CINÉMA

« Nous » – Attention à la marche en descendant du train

Alice Diop
© Sarah Blum

«  Nous  », pour Alice Diop dans son dernier long métrage, ce sont ces vies et visages qui se croisent et puis s’oublient à l’ombre du RER B. Pendant deux heures, la réalisatrice chemine le long de ce dernier pour regarder et écouter ceux et celles qui habitent ces marges que l’on nomme indifféremment «  banlieues  ». Sous son regard, les «  petites vies  » communes et vite oubliées sont aussi dignes d’habiter les lieux.

L’ouverture de Nous éclaire d’emblée la lecture des images qui lui succèderont. Un jeune garçon et ses grands-parents se tiennent immobiles en lisière de forêt. Muni d’une paire de jumelles, le trio attend. Les minutes passent et, enfin, à des dizaines de mètres, une forme apparait. Un cerf sort de la forêt, perçoit, malgré la distance, la présence humaine. Il s’arrête et s’inquiète de cette présence étrangère. En face, le jeune garçon épie, pronostique (le cerf s’avancera-t-il plus  ?). Deux mondes étrangers se font face, chacun sur le seuil de l’autre.

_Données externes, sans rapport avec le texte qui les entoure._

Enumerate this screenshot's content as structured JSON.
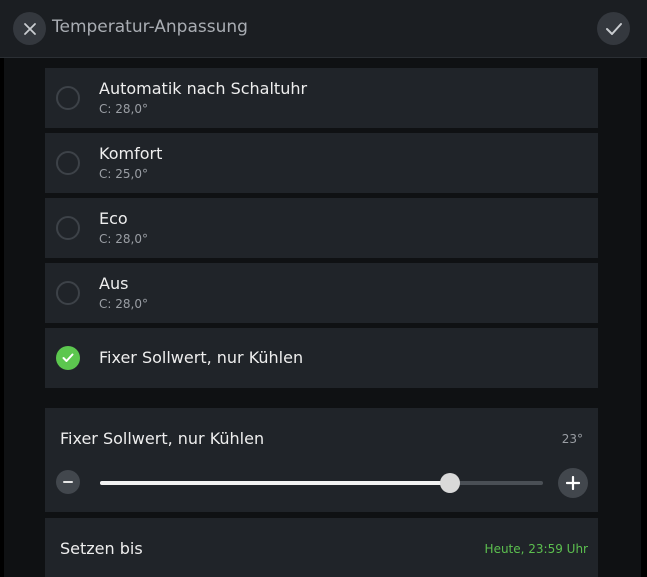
{
  "header": {
    "title": "Temperatur-Anpassung",
    "close_icon": "close-icon",
    "confirm_icon": "checkmark-icon"
  },
  "options": [
    {
      "label": "Automatik nach Schaltuhr",
      "sub": "C: 28,0°",
      "selected": false
    },
    {
      "label": "Komfort",
      "sub": "C: 25,0°",
      "selected": false
    },
    {
      "label": "Eco",
      "sub": "C: 28,0°",
      "selected": false
    },
    {
      "label": "Aus",
      "sub": "C: 28,0°",
      "selected": false
    },
    {
      "label": "Fixer Sollwert, nur Kühlen",
      "sub": "",
      "selected": true
    }
  ],
  "setpoint": {
    "title": "Fixer Sollwert, nur Kühlen",
    "value": "23°",
    "slider_fraction": 0.79
  },
  "until": {
    "label": "Setzen bis",
    "value": "Heute, 23:59 Uhr"
  },
  "colors": {
    "accent_green": "#5cc74f",
    "panel_bg": "#202429",
    "background": "#0f1113"
  }
}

L’espace est plein de lisières invisibles qu’il faut savoir reconnaitre et admettre pour que la rencontre advienne. Car l’événement finit toujours par arriver si l’on attend à la bonne place suggère Alice Diop.

Nous Alice Diop
© Sylvain Verdet

Vies minuscules

Le film avance donc de vies en récits. En allant à la rencontre de ceux et celles qui habitent le long de la ligne du RER B, Alice Diop rend visible des corps et des mémoires complètement absents des productions culturelles et médiatiques. Sa caméra prend le temps de regarder ces visages effacés pour partager un bout d’existence. Avec elle, nous rencontrons des «  vies minuscules  », persuadées qu’elles n’ont rien à dire, rien à partager. Pourtant, le principe d’empathie qui guide la réalisatrice, nous permet de reconnaitre la présence de ces corps excentrés.

Ismaël, arrivé en France en 2000, est toujours en demande des papiers pour obtenir la nationalité française. Le temps pris par Alice Diop pour enregistrer ses gestes de mécanicien, pour comprendre son insoutenable, et pourtant presque banale pour lui, lutte contre le froid l’hiver, comprend Ismaël dans ce «  nous  » qui désigne ceux et celles qui habitent la France. En donnant la possibilité à une vieille dame habitant un petit pavillon de raconter l’histoire de son arrivée à Paris depuis la Bretagne, en écoutant tous ces récits singuliers et inaudibles, Alice Diop rend à ces existences le droit d’habiter le territoire dans lequel elles évoluent mais aussi la France en tant que communauté politique.  

L’image manquante

Tout l’enjeu du film se situe dans ce mouvement de redéfinition des contours de l’espace narratif national. Lorsqu’elle filme, non sans ironie, les visages de croyant.e.s réuni.e.s en la basilique de Saint-Denis pour la messe de Noël rendue en l’honneur de Louis XVI, Alice Diop met au jour l’hétérogénéité mémorielle qui travaille à l’intérieur d’un même espace géographique. Plus de deux cents ans après sa mort, la mémoire du souverain est encore vive.

Une telle tradition juxtaposée aux récits de «  vies de peu  », fait signe vers un droit à l’héritage mémoriel pour toutes et tous. Et pour cela, il faut faire trace. Le film d’Alice Diop est un testament où s’affirme la souveraineté du récit personnel. Dire et archiver, c’est lutter pour ne pas disparaître complètement, pour ne pas «  mourir deux fois  » comme l’explique à la cinéaste l’écrivain Pierre Bergounioux.

Nous Alice Diop
© Sarah Blum

La polyphonie des voies qui s’élèvent le long de la ligne du RER B, progressivement, dessine les contours de cette image manquante  ; celle toujours absente du récit collectif. La réalisatrice ne manque pas de se situer dans ce «  nous  ». Elle convoque ses propres images, celles de films familiaux. Les rares images de sa mère, puis de son père, sont bouleversantes. Rendre visibles ces parcours singuliers, c’est affirmer que leur dimension politique nécessaire est toute aussi légitime que celle de ceux dont on parle.

Avec Nous, l’histoire collective s’écrit à la première personne du pluriel, et ce, avec toutes les aspérités, répétitions et petites histoires que cela implique.